A regional analysis of the response of soybean yield to planting date

Planting date is a critical aspect of all soybean [Glycine max (L.) Merr.] production systems, but the response of yield to planting date fluctuates widely among environments. A combined analysis of many planting date experiments will provide a better estimate of the average response. Data from 28 nonirrigated planting date experiments that were conducted for more than 1 yr with at least three planting dates (a minimum of one in June) were combined by regions (Midwest, 9; Upper South, 10; Deep South, 9) for analysis. Experiments using the early soybean production system (ESPS) were not included. A segmented-linear regression model with two segments was used to determine when yield began a rapid decline as planting was delayed.

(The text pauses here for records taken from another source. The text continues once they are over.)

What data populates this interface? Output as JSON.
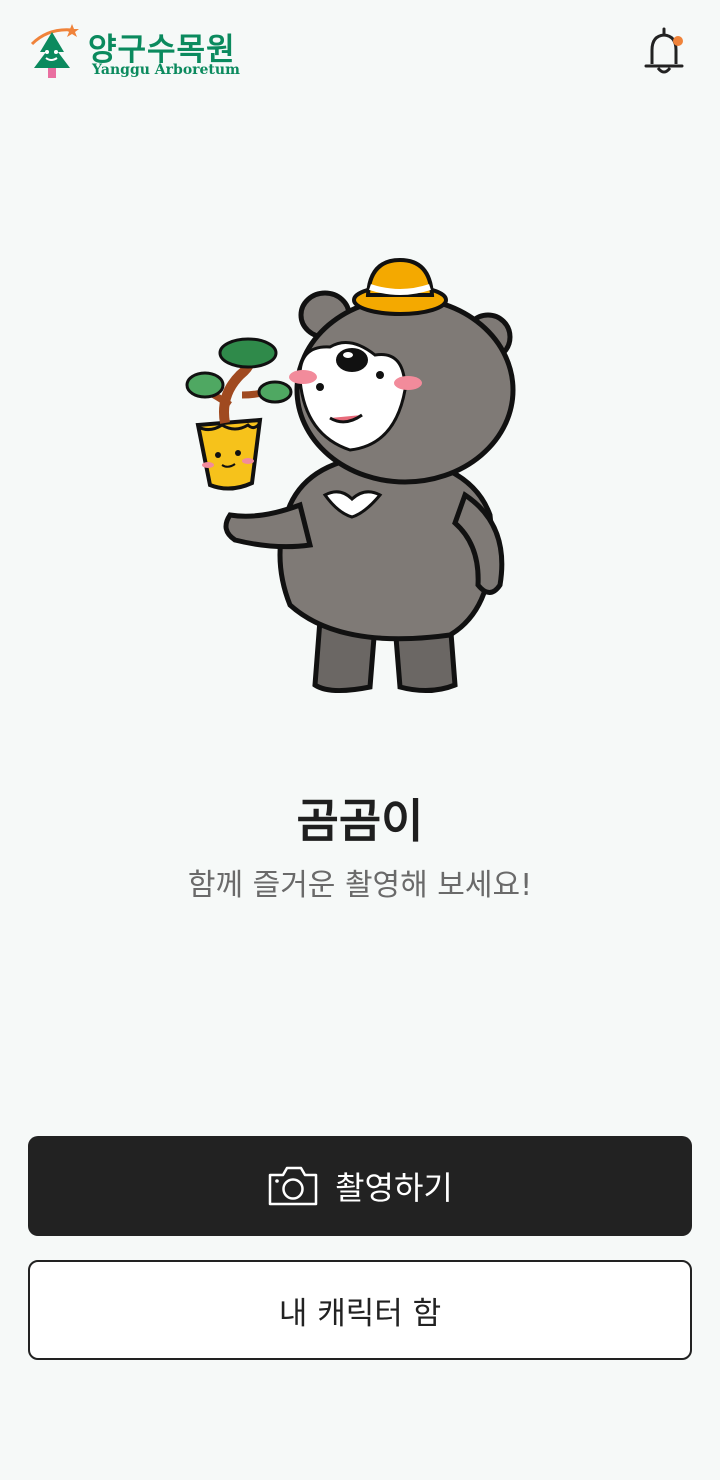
{
  "header": {
    "logo_kr": "양구수목원",
    "logo_en": "Yanggu Arboretum",
    "notification_icon": "bell-icon"
  },
  "character": {
    "name": "곰곰이",
    "subtitle": "함께 즐거운 촬영해 보세요!"
  },
  "actions": {
    "capture_label": "촬영하기",
    "capture_icon": "camera-icon",
    "my_box_label": "내 캐릭터 함"
  },
  "colors": {
    "brand_green": "#0b8a5e",
    "primary_button": "#222222",
    "notification_dot": "#f0833a",
    "background": "#f6f9f8"
  }
}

The rapid decline began on 30 May in the Midwest, 7 June in the Upper South, and 27 May in the Deep South. The rate of decline was larger in the Upper South (1.1) and Deep South (1.2) than it was in the Midwest (0.7% points per day). Yield trends before the rapid decline began showed no significant advantage for early plantings. Only 23% of the April or early (first week) May plantings exhibited higher yields than later plantings and the average advantage was 7%. The average response to planting date was remarkably similar across all regions and there seems to be no consistent advantage for ultra-early planting dates with traditional cultivars, but there was a significant penalty for planting after the critical date in late May or early June.